Bone Cyst: Bone Tumour? Easy MBBS
- Bone Cyst occurs mostly in children (one of the common bone tissue disease)
- In the metaphysis of one of the long bones
- Occasionally in the small bones (adult carpus)
- Bone Cyst is not a tumour (Non-neoplastic bone disease)
- Heals spontaneously and seldom seen in adult
- It is discovered after a pathological fracture or as an incidental finding on x-ray.
Pathology of Bone Cyst:
It begins as a spherical lesion but as it enlarges it tends to become oblong. It tends to lie centrally rather than grow eccentrically. The remaining cortex may appear expanded in all direction. The lining membrane consists of flimsy fibrous tissue and often containing giant cell. After a pathological fracture, the lesion often heals spontaneously.

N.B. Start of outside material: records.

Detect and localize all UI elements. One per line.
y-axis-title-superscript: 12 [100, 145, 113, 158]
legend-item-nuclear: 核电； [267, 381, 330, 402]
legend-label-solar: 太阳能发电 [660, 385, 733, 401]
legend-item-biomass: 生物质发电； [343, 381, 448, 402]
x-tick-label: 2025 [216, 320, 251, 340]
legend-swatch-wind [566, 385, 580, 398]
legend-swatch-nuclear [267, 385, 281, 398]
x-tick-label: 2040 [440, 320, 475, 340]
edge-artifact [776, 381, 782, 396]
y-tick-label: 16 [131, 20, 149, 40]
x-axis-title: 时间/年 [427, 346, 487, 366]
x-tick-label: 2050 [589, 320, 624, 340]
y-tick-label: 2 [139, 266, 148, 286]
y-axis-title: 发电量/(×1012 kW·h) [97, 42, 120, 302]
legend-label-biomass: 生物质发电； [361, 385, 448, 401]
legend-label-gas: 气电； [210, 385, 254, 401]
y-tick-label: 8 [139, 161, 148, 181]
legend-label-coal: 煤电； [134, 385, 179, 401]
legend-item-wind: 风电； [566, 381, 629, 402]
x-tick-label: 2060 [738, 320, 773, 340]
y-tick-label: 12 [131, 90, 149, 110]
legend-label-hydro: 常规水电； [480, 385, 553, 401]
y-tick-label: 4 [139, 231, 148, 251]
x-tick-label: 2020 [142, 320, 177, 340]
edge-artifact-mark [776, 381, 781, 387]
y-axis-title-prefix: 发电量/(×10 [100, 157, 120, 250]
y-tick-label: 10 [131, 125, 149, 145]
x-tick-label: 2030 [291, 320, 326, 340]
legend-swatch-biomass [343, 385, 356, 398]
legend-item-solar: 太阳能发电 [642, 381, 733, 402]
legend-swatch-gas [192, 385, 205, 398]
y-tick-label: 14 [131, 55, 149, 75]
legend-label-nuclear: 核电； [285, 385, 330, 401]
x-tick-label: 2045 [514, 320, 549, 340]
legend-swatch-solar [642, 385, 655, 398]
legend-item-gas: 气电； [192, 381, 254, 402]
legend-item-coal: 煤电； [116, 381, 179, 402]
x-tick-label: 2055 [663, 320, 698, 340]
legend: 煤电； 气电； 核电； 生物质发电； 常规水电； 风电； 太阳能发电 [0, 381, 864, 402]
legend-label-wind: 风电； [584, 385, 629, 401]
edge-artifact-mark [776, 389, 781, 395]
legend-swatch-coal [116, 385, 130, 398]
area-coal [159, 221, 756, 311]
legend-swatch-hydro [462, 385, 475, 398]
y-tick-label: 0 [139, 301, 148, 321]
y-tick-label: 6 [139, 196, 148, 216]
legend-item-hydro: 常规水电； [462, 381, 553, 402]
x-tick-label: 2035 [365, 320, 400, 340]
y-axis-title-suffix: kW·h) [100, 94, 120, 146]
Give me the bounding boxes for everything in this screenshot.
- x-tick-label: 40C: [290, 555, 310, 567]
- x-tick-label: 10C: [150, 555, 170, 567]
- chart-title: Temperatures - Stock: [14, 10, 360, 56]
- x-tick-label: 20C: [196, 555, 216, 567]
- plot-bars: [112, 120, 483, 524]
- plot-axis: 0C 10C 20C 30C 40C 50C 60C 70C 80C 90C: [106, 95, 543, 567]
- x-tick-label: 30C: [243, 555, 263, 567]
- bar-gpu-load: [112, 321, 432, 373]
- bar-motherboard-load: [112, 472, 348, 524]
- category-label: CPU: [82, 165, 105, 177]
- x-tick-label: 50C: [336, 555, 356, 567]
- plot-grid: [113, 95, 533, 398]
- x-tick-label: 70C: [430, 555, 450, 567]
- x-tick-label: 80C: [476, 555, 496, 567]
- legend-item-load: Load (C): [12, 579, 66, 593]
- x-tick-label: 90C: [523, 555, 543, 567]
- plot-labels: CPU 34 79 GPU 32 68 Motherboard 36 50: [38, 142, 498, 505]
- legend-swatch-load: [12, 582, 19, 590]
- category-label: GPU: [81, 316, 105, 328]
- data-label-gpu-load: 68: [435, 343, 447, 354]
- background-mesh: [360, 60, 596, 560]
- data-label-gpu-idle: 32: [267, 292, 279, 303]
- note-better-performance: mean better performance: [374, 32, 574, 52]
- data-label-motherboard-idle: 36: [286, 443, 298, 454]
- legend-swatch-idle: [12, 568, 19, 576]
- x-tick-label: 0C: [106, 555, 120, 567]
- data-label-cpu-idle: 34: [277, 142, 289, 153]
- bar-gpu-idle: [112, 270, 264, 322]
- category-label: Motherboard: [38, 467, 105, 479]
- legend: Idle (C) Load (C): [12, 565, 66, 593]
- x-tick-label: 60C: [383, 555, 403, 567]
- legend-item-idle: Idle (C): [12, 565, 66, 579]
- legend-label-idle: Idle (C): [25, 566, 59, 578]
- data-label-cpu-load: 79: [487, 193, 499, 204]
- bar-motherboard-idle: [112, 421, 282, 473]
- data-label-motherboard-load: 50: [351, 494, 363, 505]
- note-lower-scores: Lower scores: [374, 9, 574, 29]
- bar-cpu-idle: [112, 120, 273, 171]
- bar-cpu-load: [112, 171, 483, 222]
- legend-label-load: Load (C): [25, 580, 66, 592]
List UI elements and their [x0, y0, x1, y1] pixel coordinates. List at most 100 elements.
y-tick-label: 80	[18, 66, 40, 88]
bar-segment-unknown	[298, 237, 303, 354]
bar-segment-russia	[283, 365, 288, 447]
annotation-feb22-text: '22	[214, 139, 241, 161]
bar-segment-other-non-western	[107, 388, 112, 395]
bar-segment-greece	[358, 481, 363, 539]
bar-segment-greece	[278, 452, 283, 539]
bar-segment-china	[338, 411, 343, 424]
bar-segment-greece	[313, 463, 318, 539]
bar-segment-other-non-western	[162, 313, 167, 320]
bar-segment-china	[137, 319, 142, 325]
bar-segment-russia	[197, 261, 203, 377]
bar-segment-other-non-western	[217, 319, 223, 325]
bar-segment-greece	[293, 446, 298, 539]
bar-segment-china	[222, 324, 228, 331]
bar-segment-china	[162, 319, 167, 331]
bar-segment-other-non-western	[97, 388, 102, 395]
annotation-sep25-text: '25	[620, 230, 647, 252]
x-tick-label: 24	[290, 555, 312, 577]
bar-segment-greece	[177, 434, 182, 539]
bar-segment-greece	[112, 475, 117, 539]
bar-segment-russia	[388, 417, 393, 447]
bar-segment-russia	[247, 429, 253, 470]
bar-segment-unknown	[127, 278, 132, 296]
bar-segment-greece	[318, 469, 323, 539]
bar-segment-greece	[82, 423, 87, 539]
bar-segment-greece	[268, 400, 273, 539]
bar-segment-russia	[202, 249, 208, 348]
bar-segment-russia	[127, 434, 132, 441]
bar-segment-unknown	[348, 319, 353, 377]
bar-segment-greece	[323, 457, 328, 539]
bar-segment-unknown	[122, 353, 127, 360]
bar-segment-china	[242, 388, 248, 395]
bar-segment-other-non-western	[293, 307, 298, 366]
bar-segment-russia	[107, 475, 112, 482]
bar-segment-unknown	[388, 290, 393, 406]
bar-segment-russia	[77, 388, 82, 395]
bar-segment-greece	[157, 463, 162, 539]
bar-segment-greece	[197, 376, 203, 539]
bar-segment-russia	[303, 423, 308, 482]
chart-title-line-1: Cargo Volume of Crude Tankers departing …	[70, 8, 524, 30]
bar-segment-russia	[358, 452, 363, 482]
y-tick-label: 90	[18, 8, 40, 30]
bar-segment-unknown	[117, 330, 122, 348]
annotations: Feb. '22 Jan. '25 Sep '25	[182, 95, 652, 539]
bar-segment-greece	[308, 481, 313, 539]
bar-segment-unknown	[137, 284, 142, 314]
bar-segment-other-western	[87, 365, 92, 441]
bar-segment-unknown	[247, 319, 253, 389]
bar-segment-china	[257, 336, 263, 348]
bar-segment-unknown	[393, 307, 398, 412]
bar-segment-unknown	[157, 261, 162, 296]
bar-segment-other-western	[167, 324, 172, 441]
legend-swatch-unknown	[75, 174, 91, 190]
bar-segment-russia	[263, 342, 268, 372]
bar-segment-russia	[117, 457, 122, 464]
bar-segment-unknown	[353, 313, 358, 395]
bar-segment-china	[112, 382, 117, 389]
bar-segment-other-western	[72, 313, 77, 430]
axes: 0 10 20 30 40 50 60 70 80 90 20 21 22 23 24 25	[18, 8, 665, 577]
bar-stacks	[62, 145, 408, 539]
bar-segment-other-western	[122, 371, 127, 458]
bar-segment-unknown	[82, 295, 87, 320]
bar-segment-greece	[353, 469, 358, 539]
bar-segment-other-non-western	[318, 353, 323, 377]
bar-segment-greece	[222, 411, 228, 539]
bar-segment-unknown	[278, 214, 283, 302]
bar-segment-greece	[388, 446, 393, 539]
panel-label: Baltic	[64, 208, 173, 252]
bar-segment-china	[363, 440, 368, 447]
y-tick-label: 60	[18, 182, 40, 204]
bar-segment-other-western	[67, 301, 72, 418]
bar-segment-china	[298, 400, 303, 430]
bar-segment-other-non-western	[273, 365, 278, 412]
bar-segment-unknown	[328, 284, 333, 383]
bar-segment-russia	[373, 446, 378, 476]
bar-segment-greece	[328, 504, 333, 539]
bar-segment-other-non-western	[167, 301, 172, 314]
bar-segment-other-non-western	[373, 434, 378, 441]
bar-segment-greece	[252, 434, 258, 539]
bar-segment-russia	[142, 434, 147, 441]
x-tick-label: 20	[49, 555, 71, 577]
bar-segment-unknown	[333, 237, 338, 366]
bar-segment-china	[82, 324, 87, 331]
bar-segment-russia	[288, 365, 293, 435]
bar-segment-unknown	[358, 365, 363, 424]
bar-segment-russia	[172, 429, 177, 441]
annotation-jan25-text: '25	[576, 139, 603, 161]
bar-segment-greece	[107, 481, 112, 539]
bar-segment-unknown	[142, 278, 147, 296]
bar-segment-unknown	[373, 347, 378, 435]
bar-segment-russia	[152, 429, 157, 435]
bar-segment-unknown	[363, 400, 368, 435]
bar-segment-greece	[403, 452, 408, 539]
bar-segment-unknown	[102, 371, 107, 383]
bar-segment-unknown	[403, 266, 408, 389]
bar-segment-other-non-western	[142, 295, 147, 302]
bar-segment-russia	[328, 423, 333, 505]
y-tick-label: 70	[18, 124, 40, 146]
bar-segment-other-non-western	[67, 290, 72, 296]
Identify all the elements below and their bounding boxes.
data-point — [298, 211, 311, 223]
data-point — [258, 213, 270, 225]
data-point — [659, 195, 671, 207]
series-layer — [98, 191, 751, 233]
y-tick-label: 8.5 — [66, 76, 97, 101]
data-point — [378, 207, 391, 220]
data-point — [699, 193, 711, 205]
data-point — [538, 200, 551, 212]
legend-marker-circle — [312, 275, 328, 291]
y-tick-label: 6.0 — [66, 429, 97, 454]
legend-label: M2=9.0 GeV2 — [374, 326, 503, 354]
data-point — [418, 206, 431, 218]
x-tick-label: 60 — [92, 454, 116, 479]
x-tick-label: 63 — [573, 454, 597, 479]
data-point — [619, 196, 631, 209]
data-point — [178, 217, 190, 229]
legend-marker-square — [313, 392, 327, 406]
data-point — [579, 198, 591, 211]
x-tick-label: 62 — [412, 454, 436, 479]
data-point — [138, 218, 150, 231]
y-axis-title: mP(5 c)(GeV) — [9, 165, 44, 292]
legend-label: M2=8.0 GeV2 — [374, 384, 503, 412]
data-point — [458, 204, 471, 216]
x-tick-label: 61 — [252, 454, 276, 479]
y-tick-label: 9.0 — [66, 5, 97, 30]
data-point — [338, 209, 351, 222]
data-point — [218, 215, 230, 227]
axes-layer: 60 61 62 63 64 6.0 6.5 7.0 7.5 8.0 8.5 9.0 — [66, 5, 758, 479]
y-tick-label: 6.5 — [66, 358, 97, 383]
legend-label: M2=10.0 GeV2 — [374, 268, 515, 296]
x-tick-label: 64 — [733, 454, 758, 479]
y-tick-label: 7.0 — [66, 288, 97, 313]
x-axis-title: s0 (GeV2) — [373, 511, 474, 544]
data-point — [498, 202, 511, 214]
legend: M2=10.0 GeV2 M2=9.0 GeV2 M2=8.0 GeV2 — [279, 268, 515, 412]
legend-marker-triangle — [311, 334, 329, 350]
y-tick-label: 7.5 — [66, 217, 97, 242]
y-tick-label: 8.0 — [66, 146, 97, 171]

Clinical Features of Bone Cyst:
Symptom less-Unless a pathological fracture occurs.
X-ray of Bone Cyst:
Well demarcated radiolucent area in the metaphysis, often extended up to the metaphyseal plate. The cortex may be thinned and the bone expanded.
Differential Diagnosis of Bone Cyst:
- Non ossifying fibroma
- Fibrous dysplasia
- Cartilage tumour
Investigation of Bone Cyst:
Needle inserted under x-ray control. The straw colored fluid will be withdrawn.
Treatment of Bone Cyst:
Advised to avoid injury.
Active bone Cyst: Sequential x-ray shows the cyst is abutting against the physical plate.
- Injection Methylprednisolone 80-160mg
- Autogenous bone marrow.
Bone Cyst with pathological fracture:
- Cavity cleaned by curettage and packed with bone chips. Care should be taken not to damage the epiphyseal plate.
- Prophylactic internal fixation can be done.
- There is the risk of cyst recurrence. More than one operation may be needed.